European women's probability of developing breast cancer over a lifetime is approximately 1 in 8*. A woman's individual risk of breast cancer may be higher or lower than this average, depending on a number of factors, including age, family history, reproductive history (such as menstrual and childbearing history), race/ethnicity, and others.

*This estimate is not intended for determining individual risk as it is only a measure of the average lifetime risk of developing breast cancer within the female population within each country (CI5 2014).


Screening is the presumptive identification of unrecognized disease or defects by means of tests, examinations, or other procedures that can be applied rapidly.
Source: WHO

Checking for cancer (or for conditions that may become cancer) in people who have no symptoms is called (cancer) screening. Source: NIH

The the systematic application of a screening test in a presumably asymptomatic population. In cancer screening, it aims to identify individuals with an abnormality suggestive of a specific cancer. These individuals require further investigation.
Source: Cancer control: Early detection. WHO guide for effective programmes. WHO, 2007

Cancer screening programmes can be implemented in the following ways:

  1. Non-programme screening (commonly referred also as opportunistic screening): Examinations for early detection of breast cancer performed in a diagnostic or clinical setting, independent from the public screening policy (if existing)
  2. Programme screening: Examinations financed by public sources performed in the context of a public screening policy documented in a law, or an official regulation, decision, directive or recommendation, and where the policy defines, at minimum: the screening test, the examination intervals, group of persons eligible to be screened.
  3. Organised screening: Programme screening where other procedures (e.g. standard operating procedures) are specified and where a team at national or regional level is responsible for implementing the policy, i.e. for coordinating the delivery of screening services, quality requirements, reporting on performances and results.
  4. Population-based screening: Programme screening where in each round of the screening the persons in the eligible target area served by the programme are individually identified and personally invited

Source: Von Karsa et al, 2008 – adapted by Lerda et al., 2013


In the ISO context, a standard is a document that provides requirements, specifications, guidelines or characteristics that can be used consistently to ensure that materials, products, processes and services are fit for their purpose.

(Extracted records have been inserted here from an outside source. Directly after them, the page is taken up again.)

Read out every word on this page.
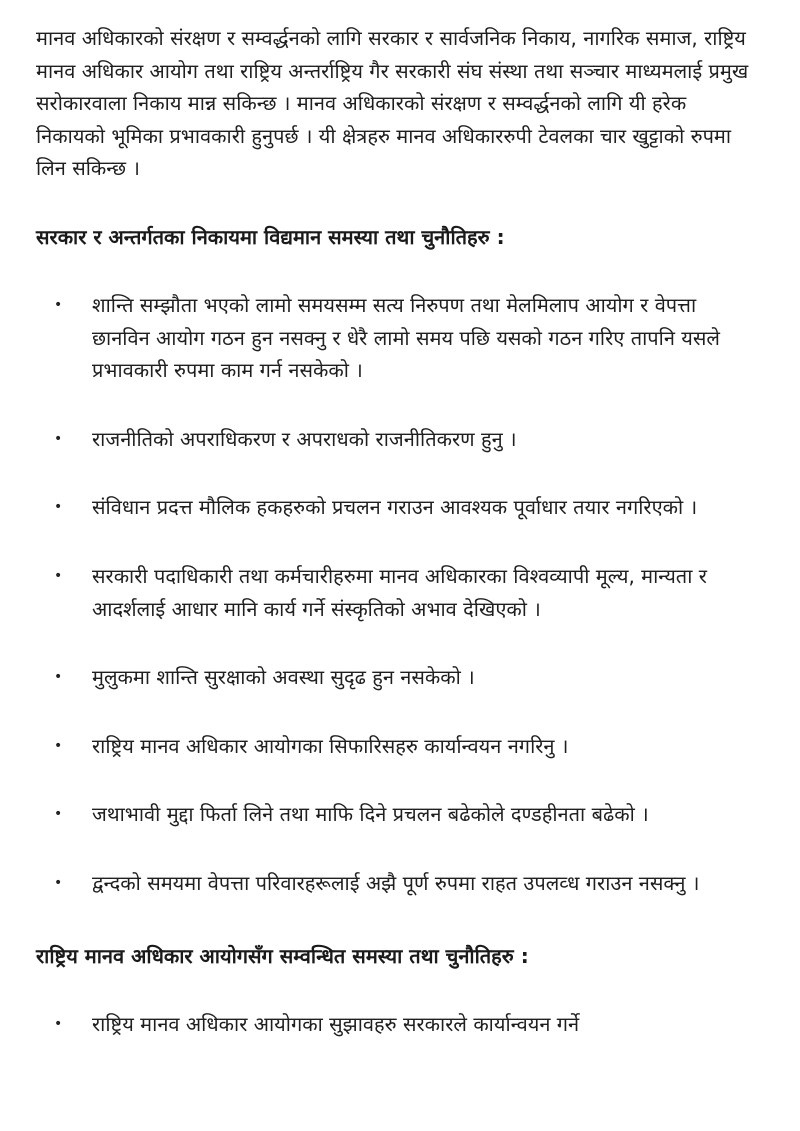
मानव अधिकारको संरक्षण र सम्वर्द्धनको लागि सरकार र सार्वजनिक निकाय, नागरिक समाज, राष्ट्रिय मानव अधिकार आयोग तथा राष्ट्रिय अन्तर्राष्ट्रिय गैर सरकारी संघ संस्था तथा सञ्चार माध्यमलाई प्रमुख सरोकारवाला निकाय मान्न सकिन्छ । मानव अधिकारको संरक्षण र सम्वर्द्धनको लागि यी हरेक निकायको भूमिका प्रभावकारी हुनुपर्छ । यी क्षेत्रहरु मानव अधिकाररुपी टेवलका चार खुट्टाको रुपमा लिन सकिन्छ ।

सरकार र अन्तर्गतका निकायमा विद्यमान समस्या तथा चुनौतिहरु :
• शान्ति सम्झौता भएको लामो समयसम्म सत्य निरुपण तथा मेलमिलाप आयोग र वेपत्ता छानविन आयोग गठन हुन नसक्नु र धेरै लामो समय पछि यसको गठन गरिए तापनि यसले प्रभावकारी रुपमा काम गर्न नसकेको ।
• राजनीतिको अपराधिकरण र अपराधको राजनीतिकरण हुनु ।
• संविधान प्रदत्त मौलिक हकहरुको प्रचलन गराउन आवश्यक पूर्वाधार तयार नगरिएको ।
• सरकारी पदाधिकारी तथा कर्मचारीहरुमा मानव अधिकारका विश्वव्यापी मूल्य, मान्यता र आदर्शलाई आधार मानि कार्य गर्ने संस्कृतिको अभाव देखिएको ।
• मुलुकमा शान्ति सुरक्षाको अवस्था सुदृढ हुन नसकेको ।
• राष्ट्रिय मानव अधिकार आयोगका सिफारिसहरु कार्यान्वयन नगरिनु ।
• जथाभावी मुद्दा फिर्ता लिने तथा माफि दिने प्रचलन बढेकोले दण्डहीनता बढेको ।
• द्वन्दको समयमा वेपत्ता परिवारहरूलाई अझै पूर्ण रुपमा राहत उपलव्ध गराउन नसक्नु ।
राष्ट्रिय मानव अधिकार आयोगसँग सम्वन्धित समस्या तथा चुनौतिहरु :
• राष्ट्रिय मानव अधिकार आयोगका सुझावहरु सरकारले कार्यान्वयन गर्ने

Source: Accreditation legal framework



Strong recommendation

In strong recommendations the guideline panel is confident that the desirable effects of an intervention outweigh its undesirable effects (strong recommendation for an intervention) or that the undesirable effects of an intervention outweigh its desirable effects (strong recommendation against an intervention).
A strong recommendation implies that most or all individuals will be best served by the recommended course of action (GRADE Handbook). Therefore, all healthcare professionals should follow a strong recommendation unless a clear and compelling justification for an alternative approach is extraordinarily present.
Source: GRADE Handbook

Trustworthy guidelines

Trustworthy guidelines should:

  • Be based on a systematic review of the existing evidence;
  • Be developed by a knowledgeable, multidisciplinary panel of experts and representatives from key affected groups;
  • Consider important patient subgroups and patient preferences as appropriate;
  • Be based on an explicit and transparent process that minimises distortions, biases, and conflicts of interest;
  • Be clear in their explanation of the logical relationships between alternative care options and health outcomes;
  • Be rated in terms of both the quality of evidence and the strength of the recommendations;
  • Be reconsidered and revised as appropriate when important new evidence warrants modifications of the recommendations.